The first three of these genes have been experimentally characterized as direct Alzheimer’s cofactors (additional details in Supplementary Information). MMP17 protein family was found to play a role in β-amyloid proteins degradation related to the increase of mitogen-activated protein kinase (MAPK), the main trigger of the Alzheimer’s disease (Yoshiyama et al., 2000). PITX3 is involved in transcription of a micro-RNA that is known to have reduced expression levels in Parkinson’s diseased brains and may also contribute to the Alzheimer’s pathology development (Shioya et al., 2010).

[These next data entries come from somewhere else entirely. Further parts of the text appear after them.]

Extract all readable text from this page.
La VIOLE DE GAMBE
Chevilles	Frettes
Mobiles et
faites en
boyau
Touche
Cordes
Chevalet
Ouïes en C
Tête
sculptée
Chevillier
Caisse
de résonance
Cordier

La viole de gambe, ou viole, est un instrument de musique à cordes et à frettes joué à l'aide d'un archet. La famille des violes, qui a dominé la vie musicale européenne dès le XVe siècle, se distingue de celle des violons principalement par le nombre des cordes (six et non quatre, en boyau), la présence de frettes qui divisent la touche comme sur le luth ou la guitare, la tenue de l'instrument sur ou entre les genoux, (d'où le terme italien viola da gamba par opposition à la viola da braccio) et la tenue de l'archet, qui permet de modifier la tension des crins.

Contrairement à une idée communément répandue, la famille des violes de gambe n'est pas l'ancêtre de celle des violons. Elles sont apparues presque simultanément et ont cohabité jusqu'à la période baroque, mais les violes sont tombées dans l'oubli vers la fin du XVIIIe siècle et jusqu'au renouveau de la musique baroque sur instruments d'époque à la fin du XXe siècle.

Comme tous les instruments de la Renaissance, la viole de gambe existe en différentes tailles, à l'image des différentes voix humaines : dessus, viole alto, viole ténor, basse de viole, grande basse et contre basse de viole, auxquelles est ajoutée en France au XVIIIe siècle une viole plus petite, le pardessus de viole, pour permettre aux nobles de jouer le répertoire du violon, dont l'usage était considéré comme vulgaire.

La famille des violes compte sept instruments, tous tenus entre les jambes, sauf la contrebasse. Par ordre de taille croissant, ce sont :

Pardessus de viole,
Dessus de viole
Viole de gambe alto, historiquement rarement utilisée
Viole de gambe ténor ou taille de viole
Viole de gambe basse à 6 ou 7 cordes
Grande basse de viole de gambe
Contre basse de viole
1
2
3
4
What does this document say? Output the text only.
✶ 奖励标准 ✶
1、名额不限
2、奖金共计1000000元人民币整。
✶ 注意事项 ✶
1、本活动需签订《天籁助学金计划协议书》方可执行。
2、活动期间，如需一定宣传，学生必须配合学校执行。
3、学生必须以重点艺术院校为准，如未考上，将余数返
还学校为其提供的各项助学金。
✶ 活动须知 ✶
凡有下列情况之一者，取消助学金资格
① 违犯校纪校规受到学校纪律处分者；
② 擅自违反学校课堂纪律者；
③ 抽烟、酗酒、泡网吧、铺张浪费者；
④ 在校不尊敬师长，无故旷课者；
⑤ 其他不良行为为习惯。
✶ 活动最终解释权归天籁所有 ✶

The topological analysis of the largest connected component of the Alzheimer’s disease environmental network confirmed the previous findings. Among the most topologically similar pathways were Wnt signalling pathway related to MMP17 and Parkinson’s disease pathway related to PITX3. It also highlighted similarity to sclerosis and diabetes and several environmental information processing pathways (see Fig. 3 and Supplementary Information).

4 SUMMARY

JEPETTO integrates three different network-centric human gene set analysis methods under a single interface of the Cytoscape 3.x environment. It performs enrichment and topological analysis based on the interaction networks. It displays the target gene set within its interaction environment and identifies possible gene cofactors and topologically related pathways and processes that are unlikely to be detected using traditional term-based analysis.

In the case study of the Alzheimer’s disease-associated genes, JEPETTO was able to identify a number of known disease cofactors and suggested directions for further investigation.

Funding: Engineering and Physical Sciences Research Council [EP/J004111/1].

Conflict of Interest: none declared.